Mais aliviado, abandonei o edifício e fui até à Place de la Concorde. Se era para me vingar dos franciús, então aquela praça é o sítio certo. Só os franceses se dariam a este luxo... cortar a cabeça a um rei no local onde havia estado uma estátua de seu avô. Hoje em dia, o obelisco de Luxor, assim alinhado com a torre Eiffel e os candeeiros dourados, faz a praça se parecer mais com uma orgia fálica da antiguidade clássica grega do que com uma herança preciosa do urbanismo barroco. Depois espantam-se dos epítetos menos macios que os demais povos europeus atribuem aos franceses e ao tom encardido e “alegre” da sua linguagem.
Como vêem, a indigestão havia mesmo destruído a minha habitual boa disposição, apesar de já não sentir dores na barriga.
Pior... subi a Rue Royale à procura de umas macaronettes numa pastelaria famosa que cria fila ao fim de tarde em busca dos pequenos biscoitos coloridos. Seguidamente, entrei na neoclássica Madeleine e apreciei o trabalho de Haussman pela Boulevard fora, não sem antes visitar as mostardas da Maille e a diversidade da Fauchon, lojas gourmet incontornavelmente obrigatórias em Paris, até porque estavam as duas tão próximas de mim e da igreja albina de onde saía.
Chegado à Opera de Garnier, e uma vez que o Sol já não constava dos céus de Paris, apanhei o metro para St Germain-des-Prés, onde as esplanadas se enchem ao longo da Avenida e as galerias de arte inauguram as exposições. Pelo meio, entre parfum e glamour, algum canapé acabaria por me cair no colo.
Ainda que a passada tenha sido ligeira, cheguei ao Quartier Latin a horas difíceis de arranjar mesa, por entre os inúmeros restaurantes gregos da Rue de la Huchette, de pratos brancos partidos na entrada e música alta saída dos dedos dos tocadores de bouzoukis.
Esquecido da maionese de Montparnasse, alinhei numa Pita turca com molho de iogurte que definitivamente acabou comigo. Como dizia um antigo anúncio televisivo (ou um adágio popular, sei lá!): “O barato sai caro”.
Antes de apanhar este metro de onde vos escrevo, passei por um pequeno supermercado de indianos onde comprei massa, alho, azeite e marisco com o qual conto amanhã fazer o almoço. Já chega de colocar o destino do meu aparelho digestivo em terroristas gastronómicos.

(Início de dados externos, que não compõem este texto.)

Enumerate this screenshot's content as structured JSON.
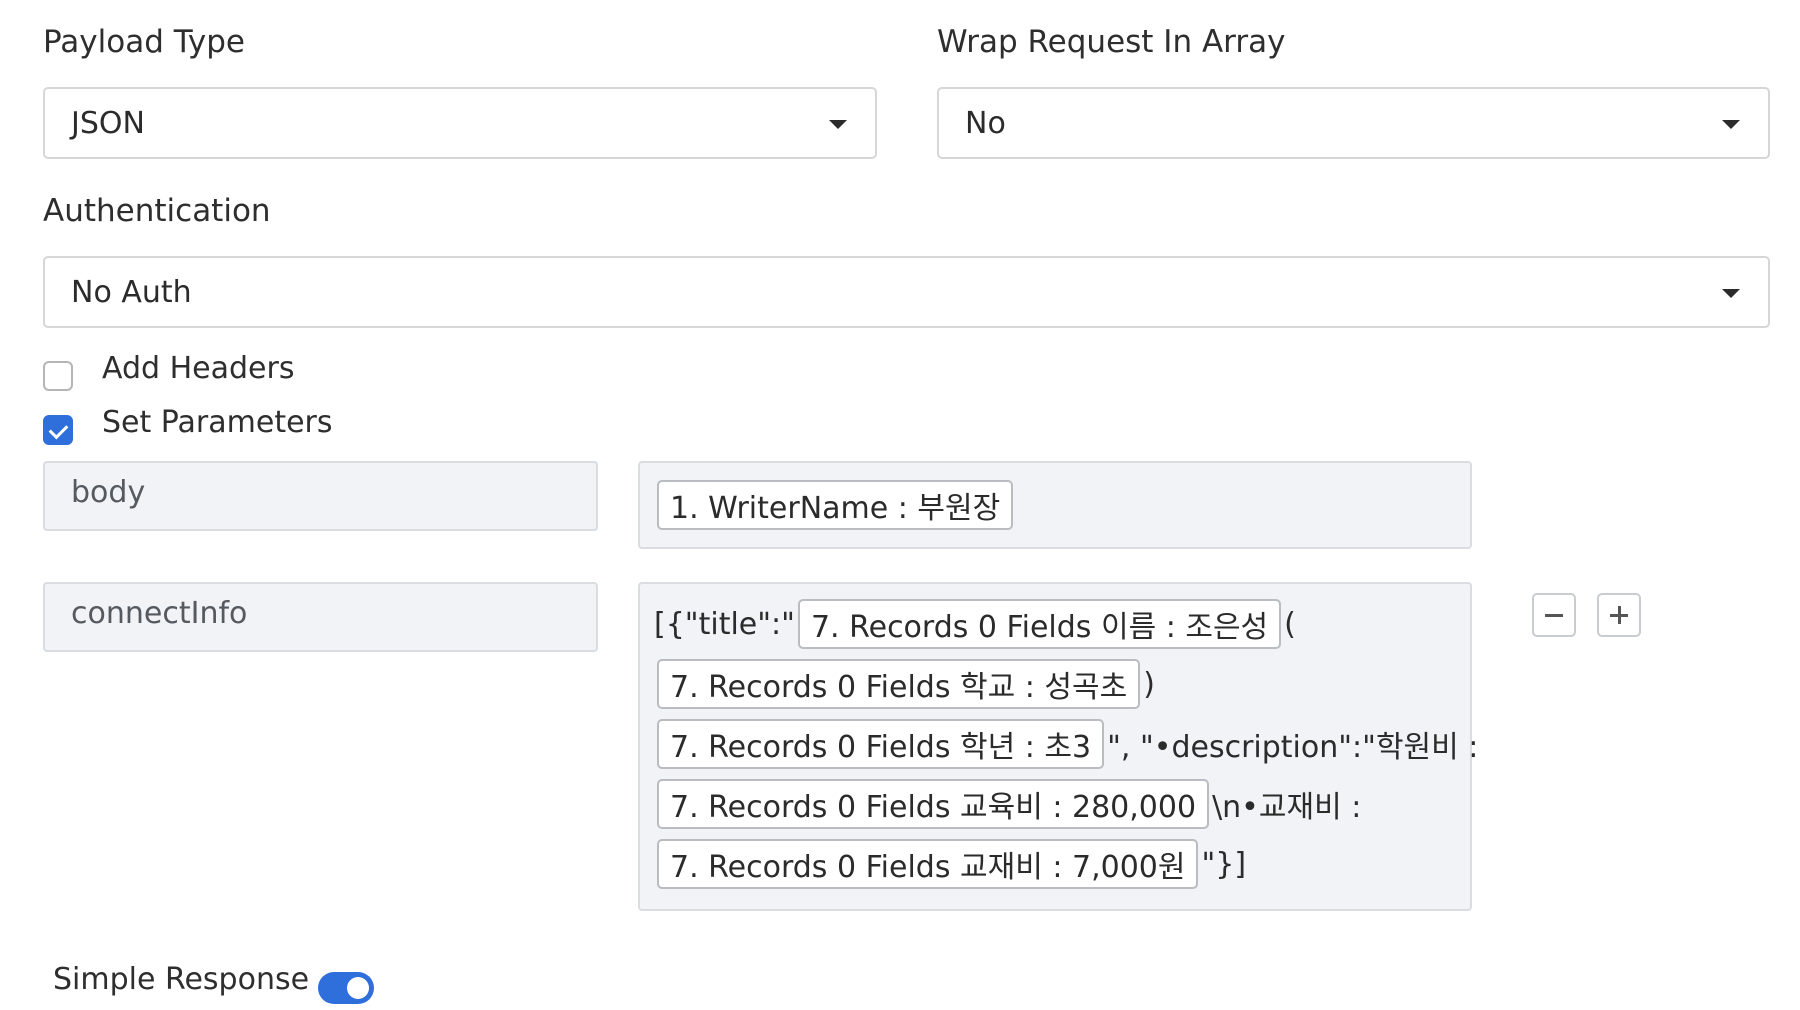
{
  "payload_type": {
    "label": "Payload Type",
    "value": "JSON"
  },
  "wrap_request": {
    "label": "Wrap Request In Array",
    "value": "No"
  },
  "authentication": {
    "label": "Authentication",
    "value": "No Auth"
  },
  "add_headers": {
    "label": "Add Headers",
    "checked": false
  },
  "set_parameters": {
    "label": "Set Parameters",
    "checked": true
  },
  "params": [
    {
      "key": "body",
      "value_chip": "1. WriterName : 부원장"
    },
    {
      "key": "connectInfo",
      "lines": [
        {
          "pre": "[{\"title\":\"",
          "chip": "7. Records 0 Fields 이름 : 조은성",
          "post": "("
        },
        {
          "pre": "",
          "chip": "7. Records 0 Fields 학교 : 성곡초",
          "post": ")"
        },
        {
          "pre": "",
          "chip": "7. Records 0 Fields 학년 : 초3",
          "post": "\", \"•description\":\"학원비 :"
        },
        {
          "pre": "",
          "chip": "7. Records 0 Fields 교육비 : 280,000",
          "post": "\\n•교재비 :"
        },
        {
          "pre": "",
          "chip": "7. Records 0 Fields 교재비 : 7,000원",
          "post": "\"}]"
        }
      ]
    }
  ],
  "simple_response": {
    "label": "Simple Response",
    "enabled": true
  },
  "icons": {
    "remove": "minus-icon",
    "add": "plus-icon",
    "dropdown": "caret-down-icon",
    "check": "check-icon"
  },
  "colors": {
    "accent": "#2f6fdc",
    "field_bg": "#f1f3f6",
    "border": "#d6d6d6"
  }
}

Antes ainda de sair na estação Porte d'Italie, olho para o turbante do árabe a meu lado e vem-me à ideia uma vinheta memorável de Astérix sobre a Place de la Concorde do princípio da tarde.
Afinal, mesmo sem estômago, ainda vou para casa com um sorriso nos lábios. Ah! Vingança...

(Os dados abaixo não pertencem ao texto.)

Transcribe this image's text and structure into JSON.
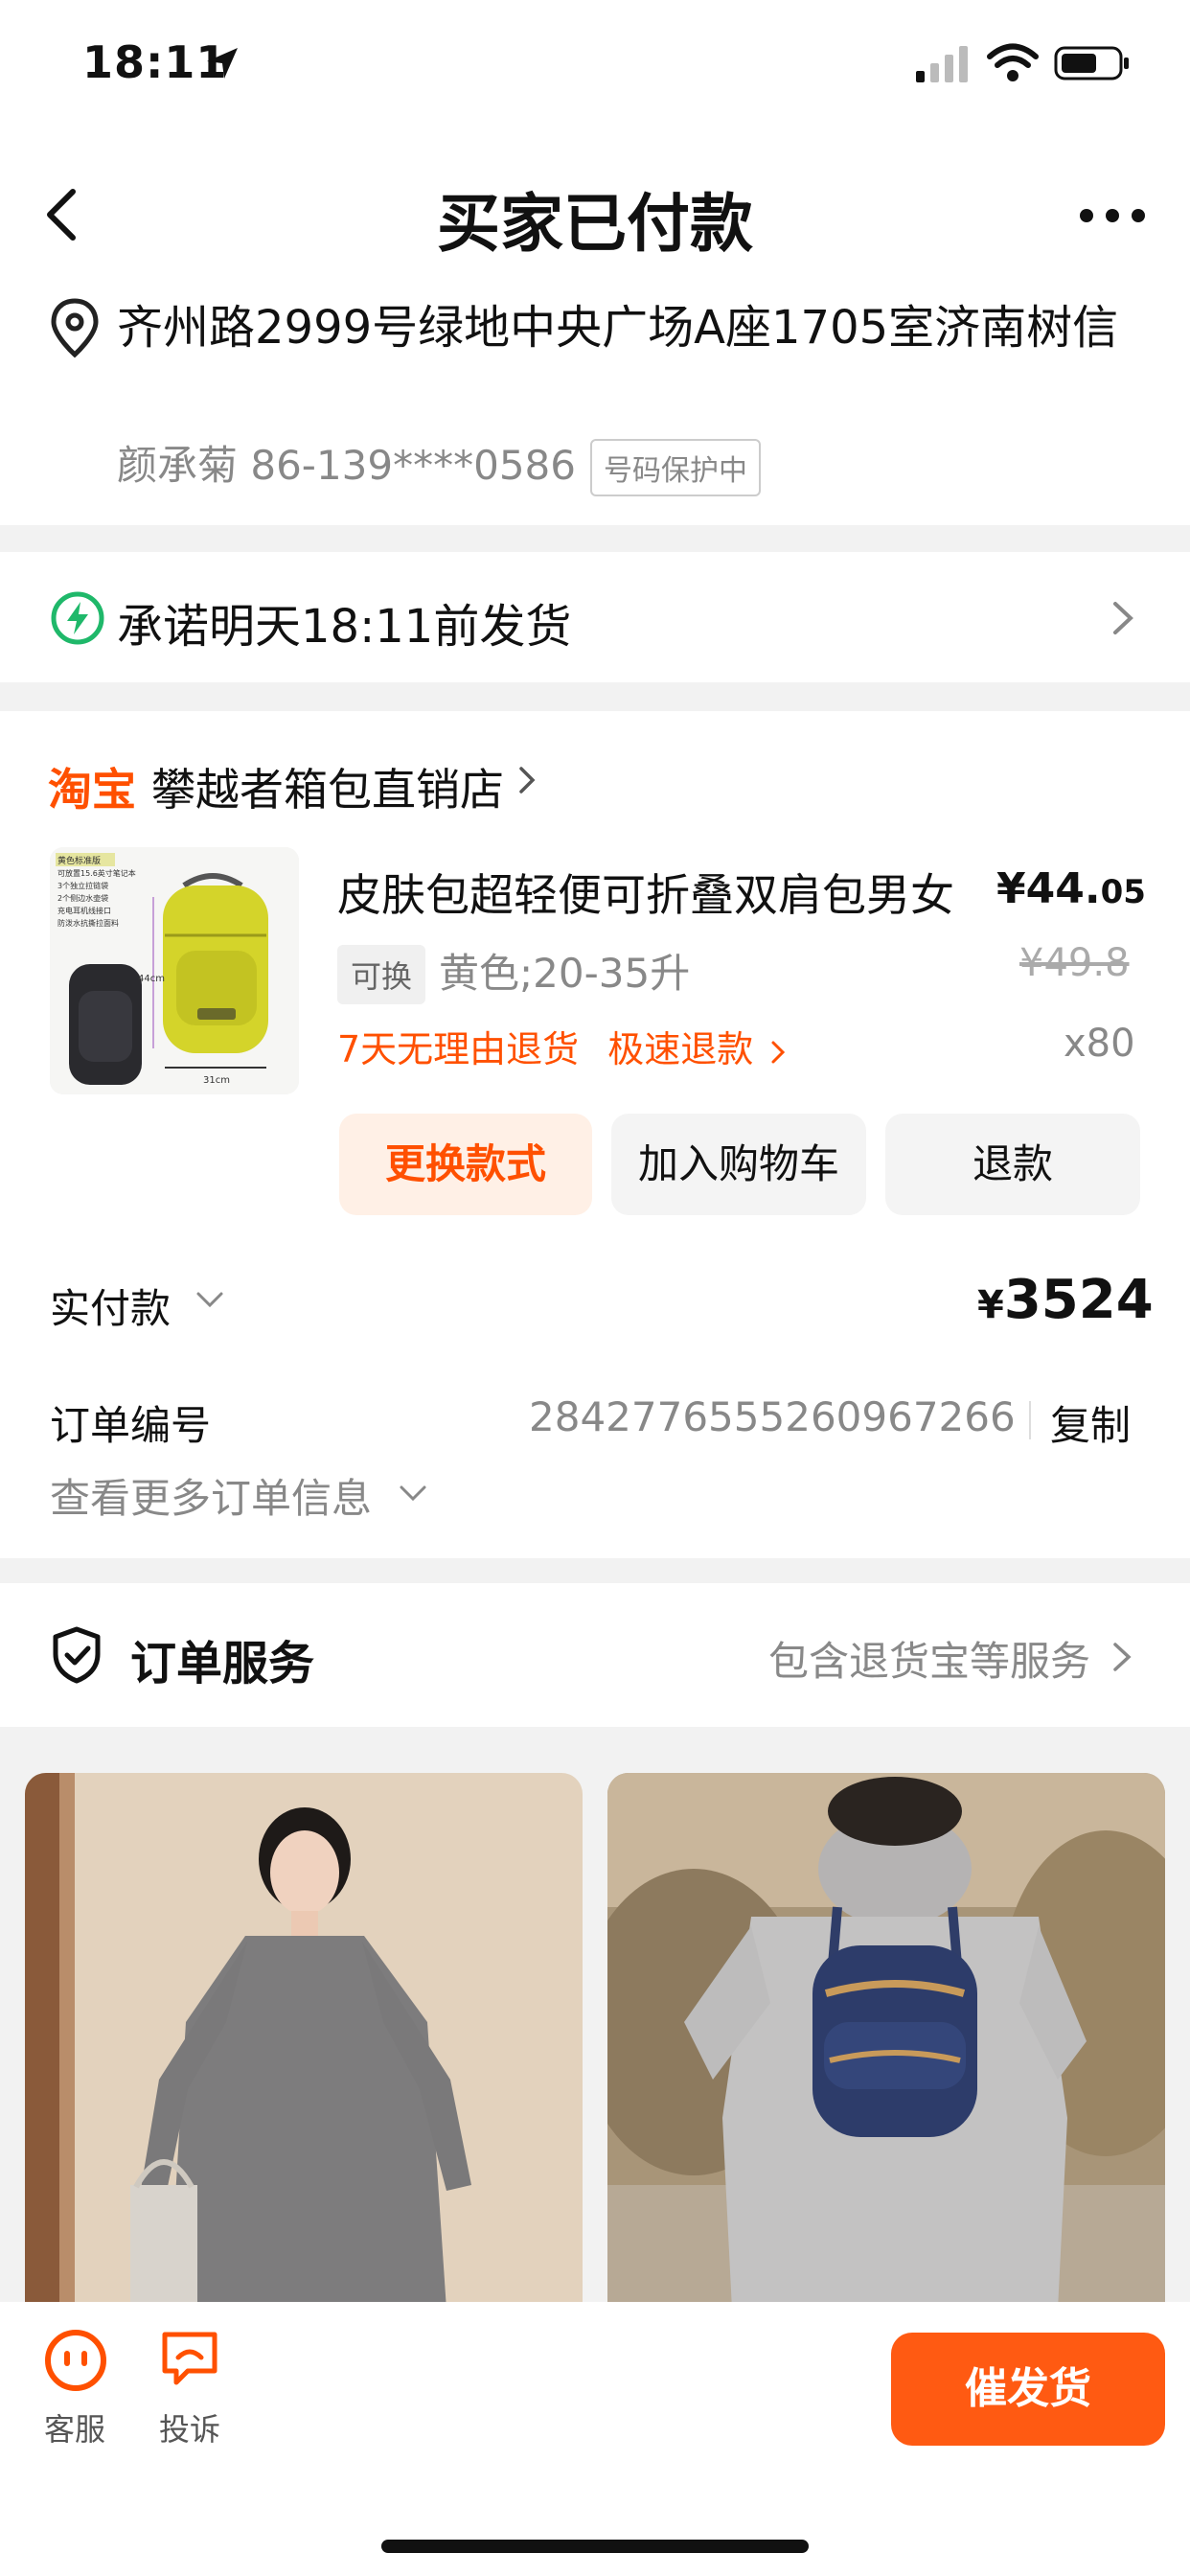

Etiquetas: Banda Desenhada, Diário de umas férias imaginadas, Outros Lugares
5 Carruagens:
Paris! Paris! Que optimas recordacoes :-) Descobri a Madeleine por indicacao tua! Obrigada pela dica :-) E' um dos meus monumentos favoritos. Linda linda!

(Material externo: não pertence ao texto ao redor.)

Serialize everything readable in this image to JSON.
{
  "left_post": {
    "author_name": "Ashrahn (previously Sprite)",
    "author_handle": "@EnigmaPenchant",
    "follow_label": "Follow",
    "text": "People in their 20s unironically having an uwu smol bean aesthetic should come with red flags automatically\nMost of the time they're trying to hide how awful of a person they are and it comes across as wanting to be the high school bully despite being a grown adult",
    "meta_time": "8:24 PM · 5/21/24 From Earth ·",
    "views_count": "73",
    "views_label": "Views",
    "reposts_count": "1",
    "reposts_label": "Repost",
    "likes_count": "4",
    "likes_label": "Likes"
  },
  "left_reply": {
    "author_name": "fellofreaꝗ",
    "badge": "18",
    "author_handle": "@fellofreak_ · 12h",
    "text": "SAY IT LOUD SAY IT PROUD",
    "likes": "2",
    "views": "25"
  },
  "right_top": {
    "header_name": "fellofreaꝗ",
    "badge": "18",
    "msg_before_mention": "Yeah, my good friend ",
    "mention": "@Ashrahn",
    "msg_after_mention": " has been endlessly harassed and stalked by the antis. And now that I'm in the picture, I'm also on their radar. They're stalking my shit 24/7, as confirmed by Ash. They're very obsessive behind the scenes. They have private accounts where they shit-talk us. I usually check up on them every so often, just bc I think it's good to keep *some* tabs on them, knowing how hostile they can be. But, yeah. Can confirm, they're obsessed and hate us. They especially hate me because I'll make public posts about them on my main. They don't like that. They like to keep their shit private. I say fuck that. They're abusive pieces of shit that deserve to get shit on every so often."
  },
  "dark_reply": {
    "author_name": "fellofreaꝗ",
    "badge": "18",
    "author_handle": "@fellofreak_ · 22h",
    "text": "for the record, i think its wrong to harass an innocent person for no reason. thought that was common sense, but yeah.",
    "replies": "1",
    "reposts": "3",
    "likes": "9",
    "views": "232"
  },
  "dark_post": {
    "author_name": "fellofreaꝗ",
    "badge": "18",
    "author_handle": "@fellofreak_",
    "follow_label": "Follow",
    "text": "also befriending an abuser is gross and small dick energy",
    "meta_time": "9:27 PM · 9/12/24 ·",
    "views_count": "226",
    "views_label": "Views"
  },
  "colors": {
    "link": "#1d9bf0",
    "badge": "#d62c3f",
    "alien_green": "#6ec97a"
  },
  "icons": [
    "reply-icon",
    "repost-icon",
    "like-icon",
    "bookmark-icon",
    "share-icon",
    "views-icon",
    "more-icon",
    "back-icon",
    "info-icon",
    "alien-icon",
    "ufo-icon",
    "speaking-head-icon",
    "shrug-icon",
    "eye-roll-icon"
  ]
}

Ai aquelas Pitas turcas e aquelas "salsichas" das quais nao me lembro do nome agora... Num desses restaurantes gregos de que falas, partiram um prato na cabeca do Tiago e eu fui arrastada para dancar no centro do restaurante por um dos donos... Tsz tsz tsz..Grande maluqueira!
O dia hoje vai correr bem :-)
Parece que estou a ler o guia "Michelin"...;D Aguardo expectante as novas paragens.
Sou fanático pela França!
As suas belíssimas descrições e o excelente recorte literário sempre dão para perdoar um ou outro reparo àquele que eu considero ser o país perfeito.
Parabéns por mais esta pérola... continue!
Abraço
Correia de Araújo
JRP, devido ao período de férias não pude acompanhar as últimas novidades do seu blogue. Agora que estou de regresso, e depois de um apanhado geral, posso constatar que o "Comboio Azul" está melhor do que nunca! Mais uma vez, os meus parabéns pelas magníficas fotografias do nosso Porto. E tão boa também a oportunidade de acompanhar este seu roteiro europeu! ;) Um Abraço.
O efeito azul da iluminação das tribunas de Saint-Sernin conjuga em perfeição com esta tua grande “peregrinação”.